Many investors, including Paul Tudor Jones or Stan Druckenmiller, have been saying for a while now that the current market is overvalued due to a low interest rate environment that leads to companies swapping their equity for debt and focusing mostly on short-term performance such as beating the quarterly earnings estimates. In the fourth quarter, many investors lost money due to unpredictable events such as the sudden increase in long-term interest rates and unintended consequences of the trade war with China. Nevertheless, many of the stocks that tanked in the third quarter still sport strong fundamentals and their decline was more related to the general market sentiment rather than their individual performance and hedge funds kept their bullish stance. In this article we will find out how hedge fund sentiment to Johnson Outdoors Inc. (NASDAQ:JOUT) changed recently.
Is Johnson Outdoors Inc. (NASDAQ:JOUT) the right investment to pursue these days? The best stock pickers are taking an optimistic view. The number of bullish hedge fund bets improved by 3 recently. Our calculations also showed that jout isn’t among the 30 most popular stocks among hedge funds.
Hedge funds’ reputation as shrewd investors has been tarnished in the last decade as their hedged returns couldn’t keep up with the unhedged returns of the market indices. Our research has shown that hedge funds’ large-cap stock picks indeed failed to beat the market between 1999 and 2016. However, we were able to identify in advance a select group of hedge fund holdings that outperformed the market by 18 percentage points since May 2014 through December 3, 2018 (see the details here). We were also able to identify in advance a select group of hedge fund holdings that’ll significantly underperform the market. We have been tracking and sharing the list of these stocks since February 2017 and they lost 24% through December 3, 2018. That’s why we believe hedge fund sentiment is an extremely useful indicator that investors should pay attention to.
We’re going to take a gander at the key hedge fund action surrounding Johnson Outdoors Inc. (NASDAQ:JOUT).
How are hedge funds trading Johnson Outdoors Inc. (NASDAQ:JOUT)?
At the end of the third quarter, a total of 13 of the hedge funds tracked by Insider Monkey held long positions in this stock, a change of 30% from the previous quarter. By comparison, 10 hedge funds held shares or bullish call options in JOUT heading into this year. With hedge funds’ capital changing hands, there exists an “upper tier” of notable hedge fund managers who were upping their stakes considerably (or already accumulated large positions).
When looking at the institutional investors followed by Insider Monkey, Jim Simons’s Renaissance Technologies has the largest position in Johnson Outdoors Inc. (NASDAQ:JOUT), worth close to $34.9 million, comprising less than 0.1%% of its total 13F portfolio. Sitting at the No. 2 spot is AQR Capital Management, managed by Cliff Asness, which holds a $8 million position; less than 0.1%% of its 13F portfolio is allocated to the company. Remaining members of the smart money that hold long positions include Israel Englander’s Millennium Management, Peter Rathjens, Bruce Clarke and John Campbell’s Arrowstreet Capital and Paul Marshall and Ian Wace’s Marshall Wace LLP.

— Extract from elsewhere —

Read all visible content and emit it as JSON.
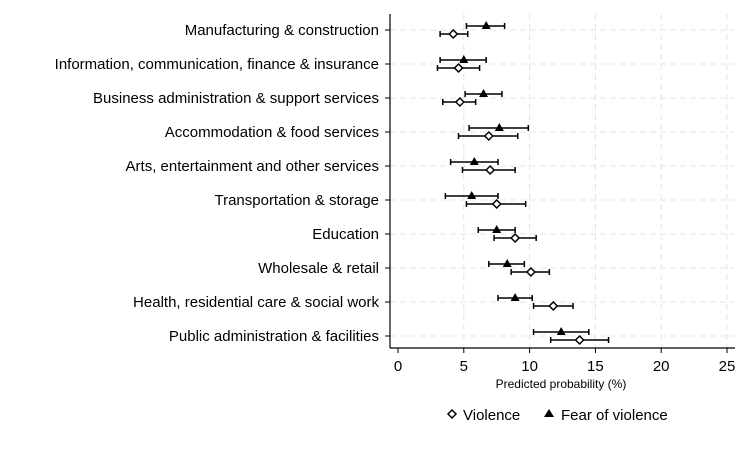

With a general bullishness amongst the heavyweights, specific money managers have been driving this bullishness. Marshall Wace LLP, managed by Paul Marshall and Ian Wace, assembled the most valuable position in Johnson Outdoors Inc. (NASDAQ:JOUT). Marshall Wace LLP had $2.4 million invested in the company at the end of the quarter. Ken Griffin’s Citadel Investment Group also initiated a $0.8 million position during the quarter. The following funds were also among the new JOUT investors: Joel Greenblatt’s Gotham Asset Management and Roger Ibbotson’s Zebra Capital Management.
Let’s also examine hedge fund activity in other stocks – not necessarily in the same industry as Johnson Outdoors Inc. (NASDAQ:JOUT) but similarly valued. We will take a look at Acorda Therapeutics Inc (NASDAQ:ACOR), Denny’s Corporation (NASDAQ:DENN), Kelly Services, Inc. (NASDAQ:KELYA), and InfraREIT Inc (NYSE:HIFR). This group of stocks’ market values match JOUT’s market value.
|Ticker||No of HFs with positions||Total Value of HF Positions (x1000)||Change in HF Position|
View table here if you experience formatting issues.
As you can see these stocks had an average of 16 hedge funds with bullish positions and the average amount invested in these stocks was $123 million. That figure was $57 million in JOUT’s case. Denny’s Corporation (NASDAQ:DENN) is the most popular stock in this table. On the other hand Kelly Services, Inc. (NASDAQ:KELYA) is the least popular one with only 7 bullish hedge fund positions. Johnson Outdoors Inc. (NASDAQ:JOUT) is not the least popular stock in this group but hedge fund interest is still below average. This is a slightly negative signal and we’d rather spend our time researching stocks that hedge funds are piling on. In this regard DENN might be a better candidate to consider a long position.